As the name implies, carpooling is carpooling and that seems like a better alternative to a single passenger in a taxi or your own vehicle. But research suggests that what transportation services like Uber and Lyft are doing isn't necessarily better for the planet. However, it is a subject of great debate, because both companies protect their data, so it has been difficult to get an accurate reading of what is happening, but there is a case against Uber and Lyft because their rapid growth has seen them. Increasingly used as an alternative to public transportation, rather than an alternative to taxis, car rental, and vehicle ownership.
With that in mind, the culprit behind the increased emissions is so-called deadlock miles, which are created when an Uber or Lyft driver is wandering without passengers. In New York City, that “dead end” trip represents half the distance covered by on-demand mobility services like Uber and Lyft since 2013. That equates to more emissions for more distance traveled and more traffic jams than they also result in more emissions.

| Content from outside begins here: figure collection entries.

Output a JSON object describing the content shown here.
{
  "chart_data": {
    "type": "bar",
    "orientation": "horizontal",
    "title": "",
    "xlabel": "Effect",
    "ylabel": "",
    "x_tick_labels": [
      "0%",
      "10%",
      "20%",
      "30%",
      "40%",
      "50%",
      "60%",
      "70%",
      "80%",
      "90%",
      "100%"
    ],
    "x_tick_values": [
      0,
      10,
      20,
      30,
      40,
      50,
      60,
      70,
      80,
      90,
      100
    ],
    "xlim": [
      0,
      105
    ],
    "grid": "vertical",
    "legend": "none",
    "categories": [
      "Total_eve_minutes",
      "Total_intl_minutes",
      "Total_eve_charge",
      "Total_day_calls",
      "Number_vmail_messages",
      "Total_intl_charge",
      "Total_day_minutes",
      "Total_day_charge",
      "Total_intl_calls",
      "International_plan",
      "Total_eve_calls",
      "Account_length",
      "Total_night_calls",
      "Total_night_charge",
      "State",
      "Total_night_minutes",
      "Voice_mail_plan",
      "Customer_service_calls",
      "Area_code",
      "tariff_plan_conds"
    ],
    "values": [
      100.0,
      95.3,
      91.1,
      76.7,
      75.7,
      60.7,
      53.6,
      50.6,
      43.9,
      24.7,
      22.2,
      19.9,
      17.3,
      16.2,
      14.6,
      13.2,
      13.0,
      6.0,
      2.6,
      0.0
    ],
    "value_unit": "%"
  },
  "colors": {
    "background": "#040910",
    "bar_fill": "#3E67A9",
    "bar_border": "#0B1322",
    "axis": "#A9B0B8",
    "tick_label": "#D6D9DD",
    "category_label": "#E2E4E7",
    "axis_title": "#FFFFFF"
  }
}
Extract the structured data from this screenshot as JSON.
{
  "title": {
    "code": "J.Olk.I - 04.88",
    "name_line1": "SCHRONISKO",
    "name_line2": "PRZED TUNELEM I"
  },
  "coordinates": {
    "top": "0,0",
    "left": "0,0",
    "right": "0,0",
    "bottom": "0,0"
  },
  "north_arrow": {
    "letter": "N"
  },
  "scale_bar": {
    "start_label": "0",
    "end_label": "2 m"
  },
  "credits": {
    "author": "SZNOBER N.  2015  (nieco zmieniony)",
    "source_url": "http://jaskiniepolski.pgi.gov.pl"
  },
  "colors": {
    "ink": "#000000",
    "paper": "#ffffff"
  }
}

Both companies were publicly listed in the last month, which will likely force them to be more transparent. However, several known investors have stated that they are not investing in these companies for environmental reasons.
The companies themselves recognize that they could be incorporating more sustainable practices. Lyft has said it spent millions on carbon offsets last year, and has become the largest bicycle-sharing entity in the United States after buying up its biggest rival. Meanwhile, Uber's CEO pledged $ 10 million to study the company's impact on congestion and traffic. Although Uber is not going the carbon offset route, it is offering incentives for drivers to switch to hybrid or electric vehicles, which the company says would go a long way towards improving their environmental impact.
That impact is the focus of much debate. The most comprehensive study of its kind looked at 22 US markets.And while you can't say that passenger transportation services are the only reason for this, the data shows that the arrival of these types of carriers resulted in a decline in the number of bus passengers. about 12.7 percent after the first eight years.
A recent study from the University of Toronto notes that the Uber effect depends on where you live, specifically that the transit app reduces the number of passengers in transit in smaller cities and increases the number of passengers in large cities (you can increase it by about a 5 percent in two years).
A responsible approach to services shared trips it's probably a sensible way to handle this. Whenever possible, choose the ride-sharing option (if available wherever you are) to try to get the most passengers in the vehicle. And don't make the driver wait, creating more emissions and wasting everyone's time (that's a general rule for life, too). Finally, make Uber and Lyft a last option if public transportation is available instead of your convenient access.